Mi visita se movía como si flotara y no quisiera alterar el silencio que se produjo en la habitación. Yo me sonreí al pensar que cuando decidí llevarle la contra y le dije aquello de la vacuna que se había descubierto, nunca se me ocurrió que iba a ser cierto. Era solo un bluff que estaba tirando a la mesa. Solo pretendí alargar mi agonía, solo eso. Jamás imaginé que la mentira, se iba convertir tan rápidamente en realidad. Incluso, en un nivel de estupidez humana increíble, pensé en pedirle disculpas por lo que estaba sucediendo y explicarle que yo no había tenido nada que ver con ese descubrimiento. Luego pensé: ¿Será verdad eso que hemos visto en tantas películas e historias, que si uno desea algo con muchas fuerzas se puede volver cierto? Por lo menos, aquí resultó. A lo lejos se sentían voces y gritos, bocinazos, cacerolas, como cuando Chile ganó la Copa América, algo así me imaginé.

Mi visitante se acercó, con su mirada fija en mí, como queriéndome decir algo pero no podía articular palabras. Movía sus brazos, emitía sonidos extraños, volvía a la ventana, miraba, hasta que me empecé a asustar. Creí que podía ponerse violento y yo era la única persona más cercana que había si es que se le ocurría desahogarse. Le pregunté si quería que lo ayudara en algo (otra estupidez), pero seguía sin poder hablar.

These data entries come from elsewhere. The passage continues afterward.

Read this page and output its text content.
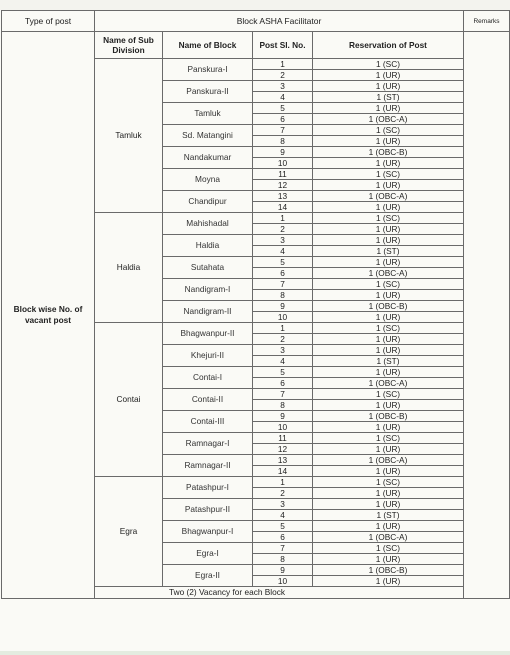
Type of post	Block ASHA Facilitator				Remarks
Block wise No. of vacant post	Name of Sub Division	Name of Block	Post Sl. No.	Reservation of Post	
	Tamluk	Panskura-I	1	1 (SC)	
			2	1 (UR)	
		Panskura-II	3	1 (UR)	
			4	1 (ST)	
		Tamluk	5	1 (UR)	
			6	1 (OBC-A)	
		Sd. Matangini	7	1 (SC)	
			8	1 (UR)	
		Nandakumar	9	1 (OBC-B)	
			10	1 (UR)	
		Moyna	11	1 (SC)	
			12	1 (UR)	
		Chandipur	13	1 (OBC-A)	
			14	1 (UR)	
	Haldia	Mahishadal	1	1 (SC)	
			2	1 (UR)	
		Haldia	3	1 (UR)	
			4	1 (ST)	
		Sutahata	5	1 (UR)	
			6	1 (OBC-A)	
		Nandigram-I	7	1 (SC)	
			8	1 (UR)	
		Nandigram-II	9	1 (OBC-B)	
			10	1 (UR)	
	Contai	Bhagwanpur-II	1	1 (SC)	
			2	1 (UR)	
		Khejuri-II	3	1 (UR)	
			4	1 (ST)	
		Contai-I	5	1 (UR)	
			6	1 (OBC-A)	
		Contai-II	7	1 (SC)	
			8	1 (UR)	
		Contai-III	9	1 (OBC-B)	
			10	1 (UR)	
		Ramnagar-I	11	1 (SC)	
			12	1 (UR)	
		Ramnagar-II	13	1 (OBC-A)	
			14	1 (UR)	
	Egra	Patashpur-I	1	1 (SC)	
			2	1 (UR)	
		Patashpur-II	3	1 (UR)	
			4	1 (ST)	
		Bhagwanpur-I	5	1 (UR)	
			6	1 (OBC-A)	
		Egra-I	7	1 (SC)	
			8	1 (UR)	
		Egra-II	9	1 (OBC-B)	
			10	1 (UR)	
	Two (2) Vacancy for each Block				
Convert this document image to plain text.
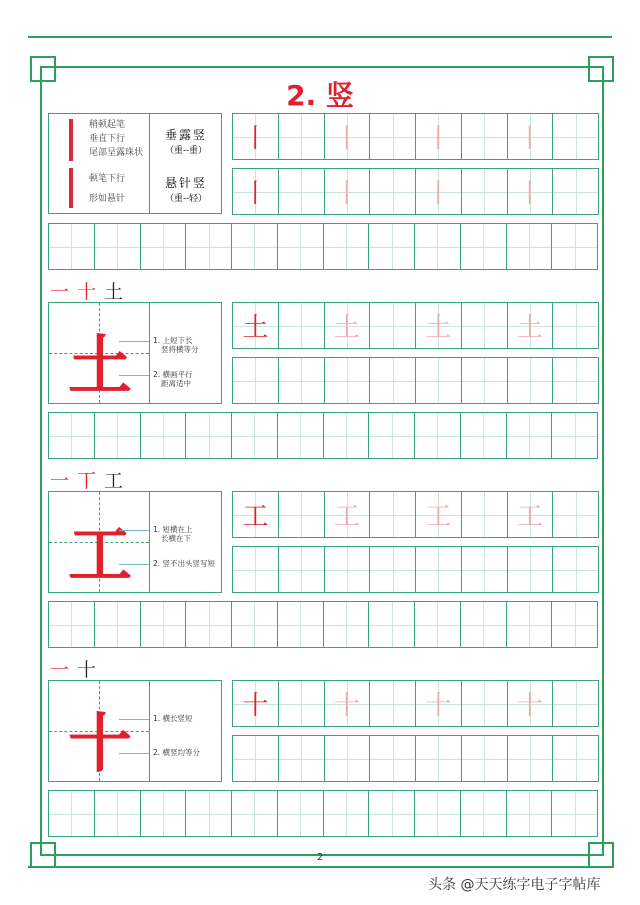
2. 竖
稍顿起笔
垂直下行
尾部呈露珠状
顿笔下行
形如悬针
垂露竖
（重--重）
悬针竖
（重--轻）
2
头条 @天天练字电子字帖库
丨	丨	丨	丨
丨	丨	丨	丨
一 十 土
土	1. 上短下长
竖将横等分
2. 横画平行
距离适中
土	土	土	土
一 丅 工
工	1. 短横在上
长横在下
2. 竖不出头竖写短
工	工	工	工
一 十
十	1. 横长竖短
2. 横竖均等分
十	十	十	十
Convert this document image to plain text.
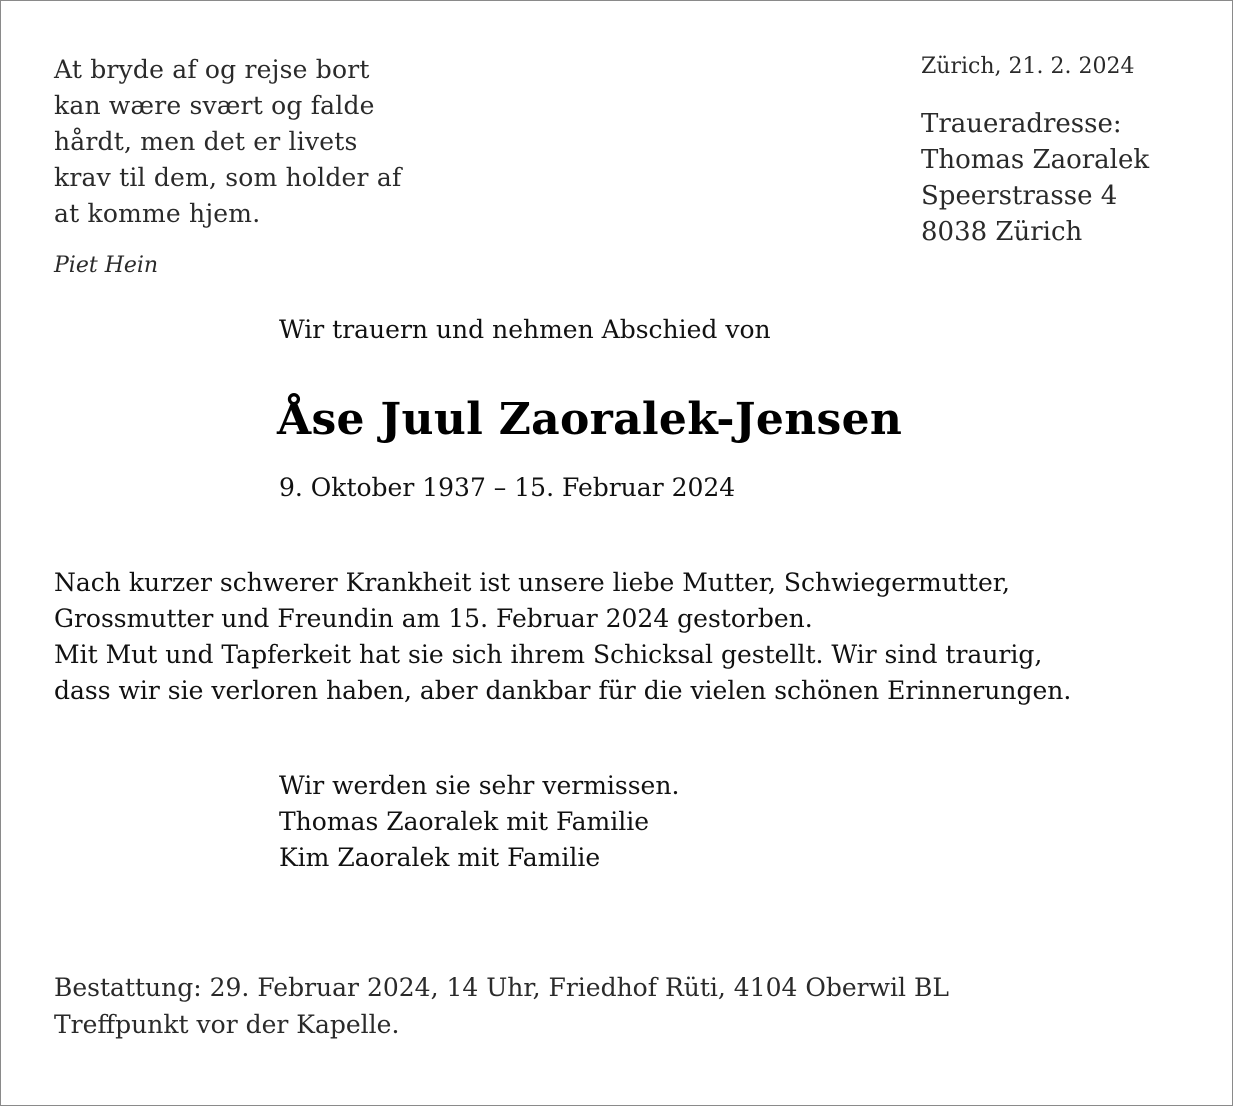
At bryde af og rejse bort
kan wære svært og falde
hårdt, men det er livets
krav til dem, som holder af
at komme hjem.
Piet Hein
Zürich, 21. 2. 2024
Traueradresse:
Thomas Zaoralek
Speerstrasse 4
8038 Zürich
Wir trauern und nehmen Abschied von
Åse Juul Zaoralek-Jensen
9. Oktober 1937 – 15. Februar 2024
Nach kurzer schwerer Krankheit ist unsere liebe Mutter, Schwiegermutter,
Grossmutter und Freundin am 15. Februar 2024 gestorben.
Mit Mut und Tapferkeit hat sie sich ihrem Schicksal gestellt. Wir sind traurig,
dass wir sie verloren haben, aber dankbar für die vielen schönen Erinnerungen.
Wir werden sie sehr vermissen.
Thomas Zaoralek mit Familie
Kim Zaoralek mit Familie
Bestattung: 29. Februar 2024, 14 Uhr, Friedhof Rüti, 4104 Oberwil BL
Treffpunkt vor der Kapelle.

Fue hacia el sillón y se dejó caer, como derrotado, con sus brazos colgando a cada lado y su cabeza caída sobre el pecho. Era efectivamente eso, un ser derrotado en toda su expresión. A partir de esa imagen me di cuenta que debía tomar una decisión y le dije que su presencia en mi casa ya no era bienvenida (Como si lo hubiera sido alguna vez), así que hiciera el favor de irse inmediatamente. Todo esto lo dije conteniendo un impulso que tuve de tomarlo de un ala y lanzarlo a la calle por la ventana. Pero quise comportarme como un ser civilizado que aun era. Se levantó y caminó hacia la puerta de salida, al llegar se dio vuelta, me miró y tuvo la intención de devolverse como para darme la mano y despedirse. Yo me eché hacia atrás, casi con asco y repulsión. Entonces abrió la puerta, salió dejándola abierta y desapareció entre una multitud de gente que andaba por la calle, en una algarabía interminable y que yo no lograba entender.